HASARLI DEVRELER YENİLENECEK
Sinir hücreleri nasıl birbirini tanır? Sinirlerin birbirleriyle bağlantı kurduğu akson adı verilen uzantıların nasıl olduğuna ilişkin çeşitli “akson rehberlik molekülleri” tanımlanmıştır. Ancak bu moleküller her nöronda hatta nöron olmayan farklı hücrelerde de bulunabilmektedirler. Dolayısıyla bu moleküller kullanılarak spesifik olarak sadece bazı hedef hücrelerin nasıl devre oluşumu için seçilebildiğine dair bilgimiz hala sınırlıdır. Bu konudaki yeni bulgular Alzheimer veya Parkinson gibi hastalıklarda ya da omurilik yaralanmalarda hasar gören devrelerin yeniden oluşmasına yardımcı olacaktır. Ekibinle bu çalışmalarda akson uzamasını doğrudan kontrol eden mekanizmayı aydınlatmaktayız.

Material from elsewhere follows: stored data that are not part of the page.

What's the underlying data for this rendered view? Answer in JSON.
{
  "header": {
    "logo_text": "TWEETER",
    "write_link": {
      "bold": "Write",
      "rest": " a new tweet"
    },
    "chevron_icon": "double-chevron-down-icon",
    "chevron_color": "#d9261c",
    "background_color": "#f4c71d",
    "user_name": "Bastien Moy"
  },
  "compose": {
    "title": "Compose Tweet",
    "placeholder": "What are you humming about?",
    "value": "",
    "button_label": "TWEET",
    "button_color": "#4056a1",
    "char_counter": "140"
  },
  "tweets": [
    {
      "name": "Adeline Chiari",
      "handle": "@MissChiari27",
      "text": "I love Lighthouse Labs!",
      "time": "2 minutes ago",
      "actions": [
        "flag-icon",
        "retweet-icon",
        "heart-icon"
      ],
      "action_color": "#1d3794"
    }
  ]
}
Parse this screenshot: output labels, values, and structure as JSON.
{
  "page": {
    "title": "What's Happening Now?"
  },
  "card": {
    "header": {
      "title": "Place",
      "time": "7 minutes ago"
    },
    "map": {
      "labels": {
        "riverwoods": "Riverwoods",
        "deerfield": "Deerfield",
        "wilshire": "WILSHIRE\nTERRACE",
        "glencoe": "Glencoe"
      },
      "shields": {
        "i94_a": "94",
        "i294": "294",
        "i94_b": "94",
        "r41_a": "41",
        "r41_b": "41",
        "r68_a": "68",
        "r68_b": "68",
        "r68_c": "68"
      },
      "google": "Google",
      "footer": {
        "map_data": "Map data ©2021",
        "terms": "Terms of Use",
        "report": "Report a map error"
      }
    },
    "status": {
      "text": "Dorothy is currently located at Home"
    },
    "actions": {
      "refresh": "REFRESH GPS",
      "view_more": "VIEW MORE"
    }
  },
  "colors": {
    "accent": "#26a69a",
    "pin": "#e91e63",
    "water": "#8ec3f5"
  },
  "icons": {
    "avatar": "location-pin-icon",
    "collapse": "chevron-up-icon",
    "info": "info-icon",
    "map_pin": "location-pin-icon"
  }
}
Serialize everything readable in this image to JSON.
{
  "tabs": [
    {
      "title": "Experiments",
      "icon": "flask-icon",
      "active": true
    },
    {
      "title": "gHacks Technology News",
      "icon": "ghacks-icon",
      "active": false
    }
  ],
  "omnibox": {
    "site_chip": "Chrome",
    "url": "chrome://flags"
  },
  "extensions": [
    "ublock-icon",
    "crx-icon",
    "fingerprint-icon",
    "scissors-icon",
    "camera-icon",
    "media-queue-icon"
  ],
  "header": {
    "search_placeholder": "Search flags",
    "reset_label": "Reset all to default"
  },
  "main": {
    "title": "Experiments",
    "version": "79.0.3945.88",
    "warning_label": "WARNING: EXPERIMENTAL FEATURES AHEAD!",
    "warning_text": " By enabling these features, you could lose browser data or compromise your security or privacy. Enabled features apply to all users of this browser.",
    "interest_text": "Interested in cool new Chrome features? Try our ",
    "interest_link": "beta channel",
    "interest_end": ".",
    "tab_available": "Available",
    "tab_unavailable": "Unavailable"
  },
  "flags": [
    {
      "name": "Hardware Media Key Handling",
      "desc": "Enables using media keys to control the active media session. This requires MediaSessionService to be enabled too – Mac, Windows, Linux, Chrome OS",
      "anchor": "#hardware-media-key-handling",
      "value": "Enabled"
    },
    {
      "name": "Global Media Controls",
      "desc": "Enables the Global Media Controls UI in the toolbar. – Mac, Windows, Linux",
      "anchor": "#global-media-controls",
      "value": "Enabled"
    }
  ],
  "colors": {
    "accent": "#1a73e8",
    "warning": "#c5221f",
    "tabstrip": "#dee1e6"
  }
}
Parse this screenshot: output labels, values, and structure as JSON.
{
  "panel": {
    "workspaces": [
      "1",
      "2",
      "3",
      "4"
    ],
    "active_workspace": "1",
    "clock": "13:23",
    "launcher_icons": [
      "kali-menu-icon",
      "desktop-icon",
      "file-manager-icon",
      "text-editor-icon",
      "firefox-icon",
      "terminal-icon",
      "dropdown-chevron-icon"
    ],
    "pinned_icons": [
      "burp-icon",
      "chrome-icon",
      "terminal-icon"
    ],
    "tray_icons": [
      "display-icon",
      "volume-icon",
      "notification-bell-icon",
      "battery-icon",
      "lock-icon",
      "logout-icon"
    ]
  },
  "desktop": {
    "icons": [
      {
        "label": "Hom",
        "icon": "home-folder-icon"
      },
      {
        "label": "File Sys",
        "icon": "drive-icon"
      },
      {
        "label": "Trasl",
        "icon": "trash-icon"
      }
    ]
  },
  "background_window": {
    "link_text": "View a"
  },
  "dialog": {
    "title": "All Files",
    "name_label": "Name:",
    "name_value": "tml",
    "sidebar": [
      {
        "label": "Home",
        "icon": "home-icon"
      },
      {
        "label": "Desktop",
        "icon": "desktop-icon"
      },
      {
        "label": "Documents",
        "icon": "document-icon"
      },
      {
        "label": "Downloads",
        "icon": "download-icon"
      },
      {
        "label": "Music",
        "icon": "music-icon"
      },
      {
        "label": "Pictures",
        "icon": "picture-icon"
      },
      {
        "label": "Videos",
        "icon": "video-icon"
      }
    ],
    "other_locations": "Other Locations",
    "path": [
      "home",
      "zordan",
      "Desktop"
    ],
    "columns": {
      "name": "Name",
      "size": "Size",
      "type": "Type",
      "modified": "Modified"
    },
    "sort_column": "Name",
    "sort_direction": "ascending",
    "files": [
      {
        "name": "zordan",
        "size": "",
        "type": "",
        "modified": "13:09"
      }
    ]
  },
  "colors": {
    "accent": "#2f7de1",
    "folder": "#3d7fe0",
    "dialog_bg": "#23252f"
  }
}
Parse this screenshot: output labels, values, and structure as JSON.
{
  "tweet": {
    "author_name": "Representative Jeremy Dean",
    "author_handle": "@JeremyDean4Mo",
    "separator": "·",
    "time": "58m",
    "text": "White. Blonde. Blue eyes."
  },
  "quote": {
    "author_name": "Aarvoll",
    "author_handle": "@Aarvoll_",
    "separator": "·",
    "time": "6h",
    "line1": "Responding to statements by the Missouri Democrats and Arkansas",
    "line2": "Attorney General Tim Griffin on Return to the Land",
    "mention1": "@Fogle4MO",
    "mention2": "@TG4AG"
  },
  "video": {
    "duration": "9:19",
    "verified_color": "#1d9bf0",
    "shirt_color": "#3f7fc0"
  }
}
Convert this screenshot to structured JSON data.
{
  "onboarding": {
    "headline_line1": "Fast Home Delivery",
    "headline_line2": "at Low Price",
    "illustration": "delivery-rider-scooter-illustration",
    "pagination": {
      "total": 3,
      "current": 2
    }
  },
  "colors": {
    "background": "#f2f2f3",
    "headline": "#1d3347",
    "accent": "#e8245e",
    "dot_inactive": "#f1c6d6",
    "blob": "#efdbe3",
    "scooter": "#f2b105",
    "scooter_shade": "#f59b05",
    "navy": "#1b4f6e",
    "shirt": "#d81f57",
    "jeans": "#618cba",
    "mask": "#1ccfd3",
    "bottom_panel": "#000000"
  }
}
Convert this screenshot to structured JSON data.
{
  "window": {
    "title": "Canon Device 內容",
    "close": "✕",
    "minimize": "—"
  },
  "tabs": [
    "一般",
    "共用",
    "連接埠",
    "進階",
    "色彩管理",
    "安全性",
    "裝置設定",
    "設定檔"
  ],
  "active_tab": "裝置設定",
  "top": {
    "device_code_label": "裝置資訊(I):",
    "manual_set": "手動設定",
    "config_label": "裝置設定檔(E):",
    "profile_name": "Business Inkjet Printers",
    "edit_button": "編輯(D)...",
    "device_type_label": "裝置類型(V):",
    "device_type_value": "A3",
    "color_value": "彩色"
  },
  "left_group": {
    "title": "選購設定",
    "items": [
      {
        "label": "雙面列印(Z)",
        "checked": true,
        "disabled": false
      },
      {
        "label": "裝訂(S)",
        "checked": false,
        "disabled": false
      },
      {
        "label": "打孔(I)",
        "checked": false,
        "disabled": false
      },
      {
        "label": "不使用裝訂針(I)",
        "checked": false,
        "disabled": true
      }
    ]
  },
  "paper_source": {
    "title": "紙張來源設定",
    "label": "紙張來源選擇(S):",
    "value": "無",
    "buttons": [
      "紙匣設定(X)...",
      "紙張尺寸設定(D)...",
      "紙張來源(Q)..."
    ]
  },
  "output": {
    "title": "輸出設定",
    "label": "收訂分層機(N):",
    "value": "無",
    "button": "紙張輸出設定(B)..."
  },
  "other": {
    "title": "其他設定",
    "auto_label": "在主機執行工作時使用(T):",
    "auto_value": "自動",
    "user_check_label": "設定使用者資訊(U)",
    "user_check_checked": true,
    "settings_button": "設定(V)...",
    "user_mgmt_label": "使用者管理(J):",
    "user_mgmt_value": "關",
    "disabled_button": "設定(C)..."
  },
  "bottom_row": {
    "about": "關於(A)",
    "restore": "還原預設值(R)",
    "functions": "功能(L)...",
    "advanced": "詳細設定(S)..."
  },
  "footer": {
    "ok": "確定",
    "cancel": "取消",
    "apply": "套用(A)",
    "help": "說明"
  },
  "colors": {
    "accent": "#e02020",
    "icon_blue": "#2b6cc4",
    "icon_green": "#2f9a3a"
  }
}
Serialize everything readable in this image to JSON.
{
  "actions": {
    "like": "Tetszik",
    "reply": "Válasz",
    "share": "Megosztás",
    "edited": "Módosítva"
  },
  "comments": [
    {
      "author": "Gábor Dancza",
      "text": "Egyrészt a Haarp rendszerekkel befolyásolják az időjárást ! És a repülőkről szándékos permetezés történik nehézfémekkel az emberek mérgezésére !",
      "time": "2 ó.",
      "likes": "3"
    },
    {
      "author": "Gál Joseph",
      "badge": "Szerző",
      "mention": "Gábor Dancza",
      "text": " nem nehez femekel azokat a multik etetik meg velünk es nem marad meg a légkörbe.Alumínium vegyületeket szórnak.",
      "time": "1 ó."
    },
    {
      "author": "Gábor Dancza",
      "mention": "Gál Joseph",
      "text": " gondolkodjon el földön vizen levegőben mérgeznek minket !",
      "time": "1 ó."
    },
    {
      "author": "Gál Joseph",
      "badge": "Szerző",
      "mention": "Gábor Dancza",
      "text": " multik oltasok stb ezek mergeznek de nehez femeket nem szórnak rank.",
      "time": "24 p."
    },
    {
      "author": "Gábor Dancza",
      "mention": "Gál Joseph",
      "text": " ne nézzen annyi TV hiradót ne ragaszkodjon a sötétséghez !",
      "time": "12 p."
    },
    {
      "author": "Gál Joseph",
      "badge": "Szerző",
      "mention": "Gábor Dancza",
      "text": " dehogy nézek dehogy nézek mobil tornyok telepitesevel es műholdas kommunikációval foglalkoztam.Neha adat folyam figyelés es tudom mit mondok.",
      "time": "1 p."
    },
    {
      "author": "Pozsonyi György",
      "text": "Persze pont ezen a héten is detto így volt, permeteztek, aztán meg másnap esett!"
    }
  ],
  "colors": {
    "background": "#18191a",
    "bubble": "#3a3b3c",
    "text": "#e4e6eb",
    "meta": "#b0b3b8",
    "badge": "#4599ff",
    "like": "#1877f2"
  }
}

Alanında oldukça iyi tanınan PLoS One dergisinde de 3 Şubat’ta çalışmamızın sonuçları yayınlandı.” ifadelerini kullandı.
Moleküler Nörobiyoloji laboratuvarında çalışılan iki gen regülasyonu proteininden Pea3’nin akson rehberlik moleküllerinin yanı sıra kanserlerde de oldukça sık rastlanan bazı molekülleri de regüle ettiğini söyleyen Prof. Dr. Işıl Aksan Kurnaz, bu çalışmanın ayrıca kanser açısından da önemli bulgulara ulaşabileceğini söyledi.